In 1971, she was awarded with pope john xxiii peace prize by pope paul vi
In 1972, she was awarded with nehru award
In 1979 due to devotion towards the poor won her respect throughout the world and the nobel peace prize.
In 1979, she won balzan prize
In 1980, she was awarded with bharat ratna by Indian government
In 1982, She was appointed an honorary Companion of the Order of Australia
In 1985, she was awarded with medal of freedom
She got Special Award for Excellence from the Indo-American Society at the headquarters of the Missionaries of Charity in Calcutta Sunday, March 16, 1997.
HER LAST DAYS
In 1983, During a visit with Pope John Paul II, She had first heart attack and she suffered with it. In 1989 , She suffered another and more serious heart attack and due to this heart attack a pacemaker was installed . On 13th September 1997 , a women of peace slept in peace. All leaders from india andc from all other countries felt very bad for Teresa’s death
A FEW LITERATURE BY HER
“Nakedness is not only for a piece of clothing; nakedness is lack of human dignity, and also that beautiful virtue of purity, and lack of that respect for each other.”
“ I realized that I had the call to take care of the sick and the dying, the hungry, the naked, the homeless - to be God's Love in action to the poorest of the poor. That was the beginning of Missionaries of Charity.”

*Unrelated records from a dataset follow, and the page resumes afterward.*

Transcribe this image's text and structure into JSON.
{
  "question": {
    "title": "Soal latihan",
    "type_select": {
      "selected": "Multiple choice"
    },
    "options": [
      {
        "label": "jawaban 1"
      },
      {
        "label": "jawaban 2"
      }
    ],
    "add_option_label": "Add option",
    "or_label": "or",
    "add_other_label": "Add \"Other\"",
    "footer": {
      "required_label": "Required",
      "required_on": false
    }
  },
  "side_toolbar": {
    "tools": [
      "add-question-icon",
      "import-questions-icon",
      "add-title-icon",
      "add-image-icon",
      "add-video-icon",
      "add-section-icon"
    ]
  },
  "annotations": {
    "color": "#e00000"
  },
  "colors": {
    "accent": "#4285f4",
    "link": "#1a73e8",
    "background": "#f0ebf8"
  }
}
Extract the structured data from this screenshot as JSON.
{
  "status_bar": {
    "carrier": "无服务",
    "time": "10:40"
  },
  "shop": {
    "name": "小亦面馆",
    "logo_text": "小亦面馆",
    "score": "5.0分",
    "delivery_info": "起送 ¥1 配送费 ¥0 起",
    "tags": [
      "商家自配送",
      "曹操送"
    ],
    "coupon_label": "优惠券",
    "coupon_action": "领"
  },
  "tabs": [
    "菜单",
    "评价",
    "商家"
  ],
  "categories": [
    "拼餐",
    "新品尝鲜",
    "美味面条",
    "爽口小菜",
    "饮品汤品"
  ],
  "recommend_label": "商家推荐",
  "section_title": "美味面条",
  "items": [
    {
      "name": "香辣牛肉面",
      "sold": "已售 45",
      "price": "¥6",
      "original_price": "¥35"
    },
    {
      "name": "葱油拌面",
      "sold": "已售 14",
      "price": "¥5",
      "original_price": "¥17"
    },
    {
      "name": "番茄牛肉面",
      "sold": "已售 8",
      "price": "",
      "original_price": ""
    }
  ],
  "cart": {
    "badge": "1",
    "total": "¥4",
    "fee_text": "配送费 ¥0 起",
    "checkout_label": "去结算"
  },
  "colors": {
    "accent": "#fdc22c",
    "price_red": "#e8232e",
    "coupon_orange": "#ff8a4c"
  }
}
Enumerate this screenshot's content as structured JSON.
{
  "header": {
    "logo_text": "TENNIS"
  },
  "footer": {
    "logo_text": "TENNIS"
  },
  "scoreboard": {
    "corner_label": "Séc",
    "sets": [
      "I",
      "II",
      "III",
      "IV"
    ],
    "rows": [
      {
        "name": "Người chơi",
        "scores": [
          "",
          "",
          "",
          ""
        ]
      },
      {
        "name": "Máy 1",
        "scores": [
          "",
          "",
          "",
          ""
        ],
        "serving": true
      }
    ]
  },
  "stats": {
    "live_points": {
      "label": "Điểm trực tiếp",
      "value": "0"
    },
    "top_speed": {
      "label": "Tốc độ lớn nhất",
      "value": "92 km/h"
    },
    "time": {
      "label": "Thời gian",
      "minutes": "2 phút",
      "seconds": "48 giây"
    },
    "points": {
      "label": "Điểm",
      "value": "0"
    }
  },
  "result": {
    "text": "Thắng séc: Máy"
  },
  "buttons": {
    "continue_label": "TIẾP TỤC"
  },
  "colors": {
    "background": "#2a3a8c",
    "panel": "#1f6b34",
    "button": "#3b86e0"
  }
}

"Jesus has a very special love for you. [But] as for me, the silence and the emptiness is so great, that I look and do not see,—Listen and do not hear—the tongue moves [in prayer] but does not speak ... I want you to pray for me—that I let Him have [a] free hand."
CONCLUSION:
Mother Teresa stated that she came to service for poor after she got order from god. In this , I don’t want to discuss about presence or absence of god. If the god was responsible to change Agnes Gonxha Bojaxhiu as mother teresa to earth means, then there is nothing wrong to trust god.